City of Melville has no plans to change access to Blackwall Reach, despite death


A sign discouraging diving at Blackwall Reach.

Bicton’s Blackwall Reach.
A sign discouraging diving at Blackwall Reach. Bicton’s Blackwall Reach.

THE death of an 18-year-old will not prompt any changes at Blackwall Reach, the City of Melville says.

Luseni Traore got into difficulties after leaping 10m into the Swan River from the popular Bicton spot just after 5pm on November 10.

It was the second death at the site this year, with a tourist from Taiwan dying in January.

But acting Melville chief executive Steve Cope said there would be no change.

“The reserve will continue to be managed as a high priority bushland reserve and public access to this area will continue to be discouraged,” Mr Cope said.

While diving is not illegal, the City uses fencing, warning signs and soft barriers including plants to discourage it.

Two men enjoying the site on Wednesday said they were unaware what had transpired just a few days earlier.

One said it was a relaxing spot to look over the river while another suggested the City could possibly make it safer by establishing a proper platform for people to jump from.

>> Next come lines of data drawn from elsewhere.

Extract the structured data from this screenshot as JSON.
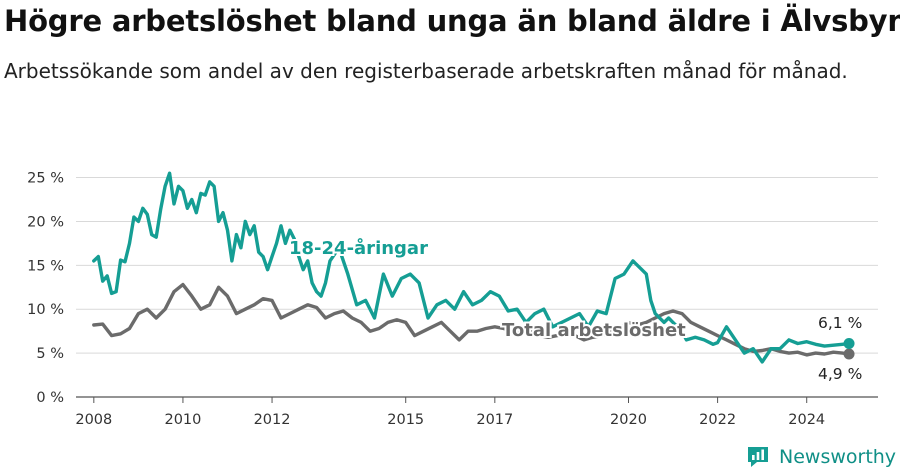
{
  "title": "Högre arbetslöshet bland unga än bland äldre i Älvsbyn",
  "subtitle": "Arbetssökande som andel av den registerbaserade arbetskraften månad för månad.",
  "brand": "Newsworthy",
  "colors": {
    "youth": "#159e94",
    "total": "#6b6b6b",
    "grid": "#d9d9d9"
  },
  "chart_data": {
    "type": "line",
    "y_tick_labels": [
      "0 %",
      "5 %",
      "10 %",
      "15 %",
      "20 %",
      "25 %"
    ],
    "x_tick_labels": [
      "2008",
      "2010",
      "2012",
      "2015",
      "2017",
      "2020",
      "2022",
      "2024"
    ],
    "ylim": [
      0,
      27
    ],
    "xlim": [
      2007.6,
      2025.6
    ],
    "grid": true,
    "series": [
      {
        "name": "18-24-åringar",
        "end_label": "6,1 %",
        "x": [
          2008.0,
          2008.1,
          2008.2,
          2008.3,
          2008.4,
          2008.5,
          2008.6,
          2008.7,
          2008.8,
          2008.9,
          2009.0,
          2009.1,
          2009.2,
          2009.3,
          2009.4,
          2009.5,
          2009.6,
          2009.7,
          2009.8,
          2009.9,
          2010.0,
          2010.1,
          2010.2,
          2010.3,
          2010.4,
          2010.5,
          2010.6,
          2010.7,
          2010.8,
          2010.9,
          2011.0,
          2011.1,
          2011.2,
          2011.3,
          2011.4,
          2011.5,
          2011.6,
          2011.7,
          2011.8,
          2011.9,
          2012.0,
          2012.1,
          2012.2,
          2012.3,
          2012.4,
          2012.5,
          2012.6,
          2012.7,
          2012.8,
          2012.9,
          2013.0,
          2013.1,
          2013.2,
          2013.3,
          2013.5,
          2013.7,
          2013.9,
          2014.1,
          2014.3,
          2014.5,
          2014.7,
          2014.9,
          2015.1,
          2015.3,
          2015.5,
          2015.7,
          2015.9,
          2016.1,
          2016.3,
          2016.5,
          2016.7,
          2016.9,
          2017.1,
          2017.3,
          2017.5,
          2017.7,
          2017.9,
          2018.1,
          2018.3,
          2018.5,
          2018.7,
          2018.9,
          2019.1,
          2019.3,
          2019.5,
          2019.7,
          2019.9,
          2020.1,
          2020.2,
          2020.4,
          2020.5,
          2020.6,
          2020.8,
          2020.9,
          2021.0,
          2021.1,
          2021.2,
          2021.3,
          2021.5,
          2021.7,
          2021.9,
          2022.0,
          2022.2,
          2022.4,
          2022.6,
          2022.8,
          2023.0,
          2023.2,
          2023.4,
          2023.6,
          2023.8,
          2024.0,
          2024.2,
          2024.4,
          2024.6,
          2024.8,
          2024.95
        ],
        "values": [
          15.5,
          16.0,
          13.2,
          13.8,
          11.8,
          12.0,
          15.6,
          15.4,
          17.5,
          20.5,
          20.0,
          21.5,
          20.8,
          18.5,
          18.2,
          21.4,
          24.0,
          25.5,
          22.0,
          24.0,
          23.5,
          21.5,
          22.5,
          21.0,
          23.2,
          23.0,
          24.5,
          24.0,
          20.0,
          21.0,
          19.0,
          15.5,
          18.5,
          17.0,
          20.0,
          18.5,
          19.5,
          16.5,
          16.0,
          14.5,
          16.0,
          17.5,
          19.5,
          17.5,
          19.0,
          18.0,
          16.0,
          14.5,
          15.5,
          13.0,
          12.0,
          11.5,
          13.0,
          15.5,
          17.0,
          14.0,
          10.5,
          11.0,
          9.0,
          14.0,
          11.5,
          13.5,
          14.0,
          13.0,
          9.0,
          10.5,
          11.0,
          10.0,
          12.0,
          10.5,
          11.0,
          12.0,
          11.5,
          9.8,
          10.0,
          8.5,
          9.5,
          10.0,
          8.0,
          8.5,
          9.0,
          9.5,
          8.0,
          9.8,
          9.5,
          13.5,
          14.0,
          15.5,
          15.0,
          14.0,
          11.0,
          9.5,
          8.5,
          9.0,
          8.5,
          8.0,
          7.5,
          6.5,
          6.8,
          6.5,
          6.0,
          6.2,
          8.0,
          6.5,
          5.0,
          5.5,
          4.0,
          5.5,
          5.5,
          6.5,
          6.1,
          6.3,
          6.0,
          5.8,
          5.9,
          6.0,
          6.1
        ]
      },
      {
        "name": "Total arbetslöshet",
        "end_label": "4,9 %",
        "x": [
          2008.0,
          2008.2,
          2008.4,
          2008.6,
          2008.8,
          2009.0,
          2009.2,
          2009.4,
          2009.6,
          2009.8,
          2010.0,
          2010.2,
          2010.4,
          2010.6,
          2010.8,
          2011.0,
          2011.2,
          2011.4,
          2011.6,
          2011.8,
          2012.0,
          2012.2,
          2012.4,
          2012.6,
          2012.8,
          2013.0,
          2013.2,
          2013.4,
          2013.6,
          2013.8,
          2014.0,
          2014.2,
          2014.4,
          2014.6,
          2014.8,
          2015.0,
          2015.2,
          2015.4,
          2015.6,
          2015.8,
          2016.0,
          2016.2,
          2016.4,
          2016.6,
          2016.8,
          2017.0,
          2017.2,
          2017.4,
          2017.6,
          2017.8,
          2018.0,
          2018.2,
          2018.4,
          2018.6,
          2018.8,
          2019.0,
          2019.2,
          2019.4,
          2019.6,
          2019.8,
          2020.0,
          2020.2,
          2020.4,
          2020.6,
          2020.8,
          2021.0,
          2021.2,
          2021.4,
          2021.6,
          2021.8,
          2022.0,
          2022.2,
          2022.4,
          2022.6,
          2022.8,
          2023.0,
          2023.2,
          2023.4,
          2023.6,
          2023.8,
          2024.0,
          2024.2,
          2024.4,
          2024.6,
          2024.8,
          2024.95
        ],
        "values": [
          8.2,
          8.3,
          7.0,
          7.2,
          7.8,
          9.5,
          10.0,
          9.0,
          10.0,
          12.0,
          12.8,
          11.5,
          10.0,
          10.5,
          12.5,
          11.5,
          9.5,
          10.0,
          10.5,
          11.2,
          11.0,
          9.0,
          9.5,
          10.0,
          10.5,
          10.2,
          9.0,
          9.5,
          9.8,
          9.0,
          8.5,
          7.5,
          7.8,
          8.5,
          8.8,
          8.5,
          7.0,
          7.5,
          8.0,
          8.5,
          7.5,
          6.5,
          7.5,
          7.5,
          7.8,
          8.0,
          7.8,
          7.5,
          7.2,
          7.5,
          7.0,
          6.8,
          7.0,
          7.2,
          7.0,
          6.5,
          6.8,
          7.0,
          7.5,
          7.8,
          8.5,
          8.2,
          8.5,
          9.0,
          9.5,
          9.8,
          9.5,
          8.5,
          8.0,
          7.5,
          7.0,
          6.5,
          6.0,
          5.5,
          5.2,
          5.3,
          5.5,
          5.2,
          5.0,
          5.1,
          4.8,
          5.0,
          4.9,
          5.1,
          5.0,
          4.9
        ]
      }
    ]
  }
}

The second man added he had seen empty alcohol bottles left there.

“I wouldn’t be mixing alcohol with the jump,” he said.

Royal Life Saving WA (RLSWA) spokeswoman Lauren Nimmo said Blackwall Reach was a “notorious black spot location for drowning and aquatic injury” in WA.

“The combination of a high-risk activity, jumping from a height into deep water, and often a lack of swimming ability makes this location particularly dangerous,” she said.

“Many of the incidents at this location are as a result of the person either hitting rocks on the way down or jumping in an uncontrolled manner causing injury when they hit the water and making it difficult to get to safety.

“People may have jumped from the cliffs before and been okay, but it only takes one bad jump for tragedy to occur that will have long lasting effects on their friends, family and communities.”

She said while RLSWA could not stop people jumping from the cliff, those who did must assume a level of personal responsibility for the safety of themselves and their friends.

“If you are not a strong swimmer you need to think very carefully about whether it is worth taking the risk at all,” she said.

Mr Cope passed on the City’s best wishes to Mr Traore’s family.